Final .nn model and training phase have different behaviours.

Unity-Technologies / ml-agents

The Unity Machine Learning Agents Toolkit (ML-Agents) is an open-source project that enables games and simulations to serve as environments for training intelligent agents using deep reinforcement learning and imitation learning.

https://unity.com/products/machine-learning-agents

Other

17.19k stars 4.16k forks source link

Final .nn model and training phase have different behaviours. #2105

Closed Erethan closed 5 years ago

Erethan commented 5 years ago

I trained a network until I've got the behaviour I needed. However, whenever I import the result model into my Agent Brain, the agent takes completely different actions. What could have caused that?

If I run mlagents-learn with --load, during the training, the agent correctly reloads from where it started and it gets back the intended behaviour. The issue only happens during inference.

shihzy commented 5 years ago

CC: @ervteng - do you have any thoughts on this scenario?

ervteng commented 5 years ago

@mantasp

Hi @Erethan, what are your observation space/action space like? Are you using LSTMs? There may be an issue with Barracuda with certain model architectures - this'll help us narrow down the issue.

Erethan commented 5 years ago

My hyperparameters were the same as the Pyramids example, so I don't think I'm using LSTM.

The goal of the agent is to pick up a resource by standing in front of it, and returning to the center of the environment.

Observation space:

Agent position x and z relative to the center (normalized by the environment's boundaries)
Agent velocity x and z (normalized by the maximum velocity)
Agent eulerAngles y (normalized [-1,1])
Whether the agent is carrying a resource (1 or 0)
Resource position relative to the player (normalized by the environment's boundaries)

Action State is discrete 1st int -> Horizontal input [-1, -0.5, 0, 0.5, 1] 2nd int -> Vertical input [-1, -0.5, 0, 0.5, 1]

Behaviour during training: The agent fiddles towards the resource, but quickly picks it up then returns to the center. Behaviour during inference: The agent goes to some specific position and jitters around it.

If it would help you, I could upload&share the project as well as the the model's folder

ervteng commented 5 years ago

Cool, thanks for the info! We'll definitely look into this. Another question - have you tried doing inference using Python and --slow and does it change behavior? There is sometimes differences in environment behavior depending on timescale.

Erethan commented 5 years ago

I haven't tried it. I didn't know you could also do inference with the Python API. Could you point me to a resource on this subject?

Also, I've found this on the Limitations documentation page:

Rendering Speed and Synchronization Currently the speed of the game physics can only be increased to 100x real-time. The Academy also moves in time with FixedUpdate() rather than Update(), so game behavior implemented in Update() may be out of sync with the agent decision making. See Execution Order of Event Functions for more information.
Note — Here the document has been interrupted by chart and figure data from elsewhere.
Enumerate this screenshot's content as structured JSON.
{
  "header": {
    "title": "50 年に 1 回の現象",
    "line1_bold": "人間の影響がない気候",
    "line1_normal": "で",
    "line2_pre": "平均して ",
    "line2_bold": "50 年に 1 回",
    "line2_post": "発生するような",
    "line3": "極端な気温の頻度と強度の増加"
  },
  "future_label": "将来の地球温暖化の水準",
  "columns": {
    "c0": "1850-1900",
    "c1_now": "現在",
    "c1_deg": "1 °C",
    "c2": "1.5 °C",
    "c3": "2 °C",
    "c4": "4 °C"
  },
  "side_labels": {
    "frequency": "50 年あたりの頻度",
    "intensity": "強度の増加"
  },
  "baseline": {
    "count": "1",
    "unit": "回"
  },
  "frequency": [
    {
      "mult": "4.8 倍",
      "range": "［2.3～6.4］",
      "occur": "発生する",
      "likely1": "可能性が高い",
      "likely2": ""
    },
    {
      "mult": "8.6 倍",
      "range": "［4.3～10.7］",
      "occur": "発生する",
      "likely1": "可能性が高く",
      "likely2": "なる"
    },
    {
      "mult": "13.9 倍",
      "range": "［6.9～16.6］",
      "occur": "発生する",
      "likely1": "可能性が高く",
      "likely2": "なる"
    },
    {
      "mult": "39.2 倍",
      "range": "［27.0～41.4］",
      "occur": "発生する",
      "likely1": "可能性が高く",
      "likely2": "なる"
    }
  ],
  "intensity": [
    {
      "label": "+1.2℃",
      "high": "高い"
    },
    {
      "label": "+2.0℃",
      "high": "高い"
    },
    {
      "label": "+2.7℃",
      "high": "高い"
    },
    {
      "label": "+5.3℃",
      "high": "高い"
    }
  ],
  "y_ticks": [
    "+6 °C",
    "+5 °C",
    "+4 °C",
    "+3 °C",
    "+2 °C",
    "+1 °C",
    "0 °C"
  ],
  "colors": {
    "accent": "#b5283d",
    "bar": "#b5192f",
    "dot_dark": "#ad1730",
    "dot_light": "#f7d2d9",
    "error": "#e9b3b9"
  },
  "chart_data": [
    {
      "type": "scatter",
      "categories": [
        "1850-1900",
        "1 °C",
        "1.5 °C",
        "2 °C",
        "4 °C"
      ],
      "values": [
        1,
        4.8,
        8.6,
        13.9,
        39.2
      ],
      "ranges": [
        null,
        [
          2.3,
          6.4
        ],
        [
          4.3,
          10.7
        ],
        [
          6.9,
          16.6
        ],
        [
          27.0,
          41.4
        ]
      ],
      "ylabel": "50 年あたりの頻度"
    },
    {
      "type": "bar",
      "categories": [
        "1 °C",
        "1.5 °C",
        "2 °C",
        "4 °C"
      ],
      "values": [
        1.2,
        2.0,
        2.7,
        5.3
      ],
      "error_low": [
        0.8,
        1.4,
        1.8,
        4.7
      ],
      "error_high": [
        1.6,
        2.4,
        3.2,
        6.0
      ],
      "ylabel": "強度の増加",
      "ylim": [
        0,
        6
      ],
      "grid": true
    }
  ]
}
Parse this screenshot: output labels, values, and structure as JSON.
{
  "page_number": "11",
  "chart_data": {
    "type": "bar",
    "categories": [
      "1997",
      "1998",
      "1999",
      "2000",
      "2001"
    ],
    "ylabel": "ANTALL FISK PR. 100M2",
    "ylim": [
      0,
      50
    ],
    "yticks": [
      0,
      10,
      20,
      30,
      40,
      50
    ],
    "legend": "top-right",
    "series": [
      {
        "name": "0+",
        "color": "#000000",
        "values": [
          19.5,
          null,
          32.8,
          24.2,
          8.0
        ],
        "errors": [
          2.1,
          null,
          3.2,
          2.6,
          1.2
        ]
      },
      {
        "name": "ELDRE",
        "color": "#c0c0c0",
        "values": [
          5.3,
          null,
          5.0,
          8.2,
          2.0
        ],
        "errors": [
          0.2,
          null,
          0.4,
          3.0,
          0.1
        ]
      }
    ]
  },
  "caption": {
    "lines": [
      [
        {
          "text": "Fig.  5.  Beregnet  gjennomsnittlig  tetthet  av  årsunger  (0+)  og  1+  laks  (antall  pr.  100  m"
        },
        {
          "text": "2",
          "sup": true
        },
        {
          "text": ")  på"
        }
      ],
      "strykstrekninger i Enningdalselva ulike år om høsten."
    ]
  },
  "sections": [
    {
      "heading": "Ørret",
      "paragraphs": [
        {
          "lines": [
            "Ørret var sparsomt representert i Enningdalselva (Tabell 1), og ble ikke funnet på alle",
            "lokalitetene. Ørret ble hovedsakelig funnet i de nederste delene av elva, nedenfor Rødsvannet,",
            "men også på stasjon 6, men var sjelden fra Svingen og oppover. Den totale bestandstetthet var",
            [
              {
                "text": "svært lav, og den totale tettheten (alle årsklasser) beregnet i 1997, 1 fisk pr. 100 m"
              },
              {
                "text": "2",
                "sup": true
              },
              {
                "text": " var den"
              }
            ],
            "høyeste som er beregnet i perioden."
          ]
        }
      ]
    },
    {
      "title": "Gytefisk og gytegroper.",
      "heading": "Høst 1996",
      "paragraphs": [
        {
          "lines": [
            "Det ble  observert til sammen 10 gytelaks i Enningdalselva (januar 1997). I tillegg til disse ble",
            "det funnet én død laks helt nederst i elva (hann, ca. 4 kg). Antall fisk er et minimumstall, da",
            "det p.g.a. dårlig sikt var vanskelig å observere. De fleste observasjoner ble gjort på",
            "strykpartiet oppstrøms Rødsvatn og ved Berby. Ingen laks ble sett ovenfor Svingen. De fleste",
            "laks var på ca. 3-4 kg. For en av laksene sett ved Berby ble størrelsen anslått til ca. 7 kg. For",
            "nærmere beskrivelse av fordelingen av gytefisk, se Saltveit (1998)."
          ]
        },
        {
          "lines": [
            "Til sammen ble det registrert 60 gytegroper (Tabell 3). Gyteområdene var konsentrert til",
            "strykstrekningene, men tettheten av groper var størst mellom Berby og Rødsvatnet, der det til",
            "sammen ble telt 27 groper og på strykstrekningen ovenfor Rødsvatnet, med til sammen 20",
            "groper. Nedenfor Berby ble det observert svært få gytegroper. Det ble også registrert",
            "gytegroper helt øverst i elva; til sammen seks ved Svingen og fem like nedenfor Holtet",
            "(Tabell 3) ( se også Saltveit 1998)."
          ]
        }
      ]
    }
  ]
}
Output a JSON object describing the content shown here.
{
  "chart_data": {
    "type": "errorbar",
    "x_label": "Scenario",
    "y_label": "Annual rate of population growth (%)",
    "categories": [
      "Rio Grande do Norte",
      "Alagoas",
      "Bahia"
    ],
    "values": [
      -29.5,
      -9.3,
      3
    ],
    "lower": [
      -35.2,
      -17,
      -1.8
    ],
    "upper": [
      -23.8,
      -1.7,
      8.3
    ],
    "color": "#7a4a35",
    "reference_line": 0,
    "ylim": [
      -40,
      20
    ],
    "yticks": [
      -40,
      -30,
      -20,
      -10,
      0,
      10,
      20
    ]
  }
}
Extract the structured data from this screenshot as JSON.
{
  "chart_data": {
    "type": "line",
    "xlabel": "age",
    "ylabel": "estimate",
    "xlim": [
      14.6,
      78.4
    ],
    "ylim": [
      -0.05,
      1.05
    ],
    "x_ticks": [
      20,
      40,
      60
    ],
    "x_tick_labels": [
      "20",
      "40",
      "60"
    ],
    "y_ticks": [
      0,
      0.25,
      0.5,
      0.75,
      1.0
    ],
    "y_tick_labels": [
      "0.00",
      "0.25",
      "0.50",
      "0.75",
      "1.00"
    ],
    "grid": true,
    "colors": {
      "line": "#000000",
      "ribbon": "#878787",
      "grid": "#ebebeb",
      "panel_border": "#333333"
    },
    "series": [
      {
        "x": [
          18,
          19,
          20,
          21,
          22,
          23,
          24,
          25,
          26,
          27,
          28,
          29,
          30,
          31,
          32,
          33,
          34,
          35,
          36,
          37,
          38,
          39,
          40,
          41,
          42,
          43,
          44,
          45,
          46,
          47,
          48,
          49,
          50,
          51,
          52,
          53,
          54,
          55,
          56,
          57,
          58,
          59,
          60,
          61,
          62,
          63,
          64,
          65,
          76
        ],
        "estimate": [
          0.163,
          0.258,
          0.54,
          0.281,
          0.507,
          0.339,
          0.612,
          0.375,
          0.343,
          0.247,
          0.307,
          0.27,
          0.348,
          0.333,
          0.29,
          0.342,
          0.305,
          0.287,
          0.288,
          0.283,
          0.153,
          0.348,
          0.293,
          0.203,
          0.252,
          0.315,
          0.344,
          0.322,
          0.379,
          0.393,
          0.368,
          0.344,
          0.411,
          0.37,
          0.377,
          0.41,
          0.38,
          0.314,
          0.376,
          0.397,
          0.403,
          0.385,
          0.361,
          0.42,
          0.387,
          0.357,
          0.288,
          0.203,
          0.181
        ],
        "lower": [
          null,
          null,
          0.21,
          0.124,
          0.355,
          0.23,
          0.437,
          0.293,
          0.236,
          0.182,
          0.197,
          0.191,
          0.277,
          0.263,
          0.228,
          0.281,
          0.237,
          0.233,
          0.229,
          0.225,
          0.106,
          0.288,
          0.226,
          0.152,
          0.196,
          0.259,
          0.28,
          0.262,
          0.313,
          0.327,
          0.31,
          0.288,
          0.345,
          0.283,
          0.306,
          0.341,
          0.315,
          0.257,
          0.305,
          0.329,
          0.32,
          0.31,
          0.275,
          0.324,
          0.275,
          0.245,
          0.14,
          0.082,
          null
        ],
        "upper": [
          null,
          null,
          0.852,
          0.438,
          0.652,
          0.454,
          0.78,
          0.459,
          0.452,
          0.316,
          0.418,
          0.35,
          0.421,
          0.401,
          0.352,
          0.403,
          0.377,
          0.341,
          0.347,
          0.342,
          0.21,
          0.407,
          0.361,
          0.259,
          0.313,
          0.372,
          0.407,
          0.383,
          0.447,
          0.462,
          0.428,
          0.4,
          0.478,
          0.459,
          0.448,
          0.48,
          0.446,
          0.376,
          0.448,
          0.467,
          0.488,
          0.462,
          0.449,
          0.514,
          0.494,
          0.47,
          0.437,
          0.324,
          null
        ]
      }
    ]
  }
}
Could this be related to my problem?

EDIT: I understand know that you could do either inference or training with the Python API (mlagents.env VS mlagents-learn). Is that correct? So if I understood correctly, I would need to create an excecution environment then use the instructions detailed here and here. Is there anyway I can do that with the command line instead of writing a Python script?

ervteng commented 5 years ago

Hi @Erethan, you don't need to write any more Python code. Just add the --slow param while running mlagents-learn, and leave off the --train, and the Python code will be run in inference mode.

If you're still having issues with Barracuda, try using the develop-barracuda-0.2.0 branch of this repo. We've fixed some issues with Discrete actions there, and will merge these changes soon.

Erethan commented 5 years ago

--slow seems to have fixed the problem. Thank you!

I preferred a lot to train with --slow. You can run with many more environments (I did with 30x more), and I can understand better what the agents are doing. Loved it!

Is there any setback I should be worried about when training with --slow?

DooblyNoobly commented 5 years ago

Hi @Erethan I am having the same problem. Are you using --slow when training instead of --train?

Erethan commented 5 years ago

Then the issue occurred, I wasn't using --slow.

Turning --slow on is what solved my issue. (Just to be sure; you have to both write --slow and --train)

DooblyNoobly commented 5 years ago

Thanks! I'll give that a go

vincentpierre commented 5 years ago

Thank you for the discussion. We are closing this issue due to inactivity.

github-actions[bot] commented 3 years ago

This thread has been automatically locked since there has not been any recent activity after it was closed. Please open a new issue for related bugs.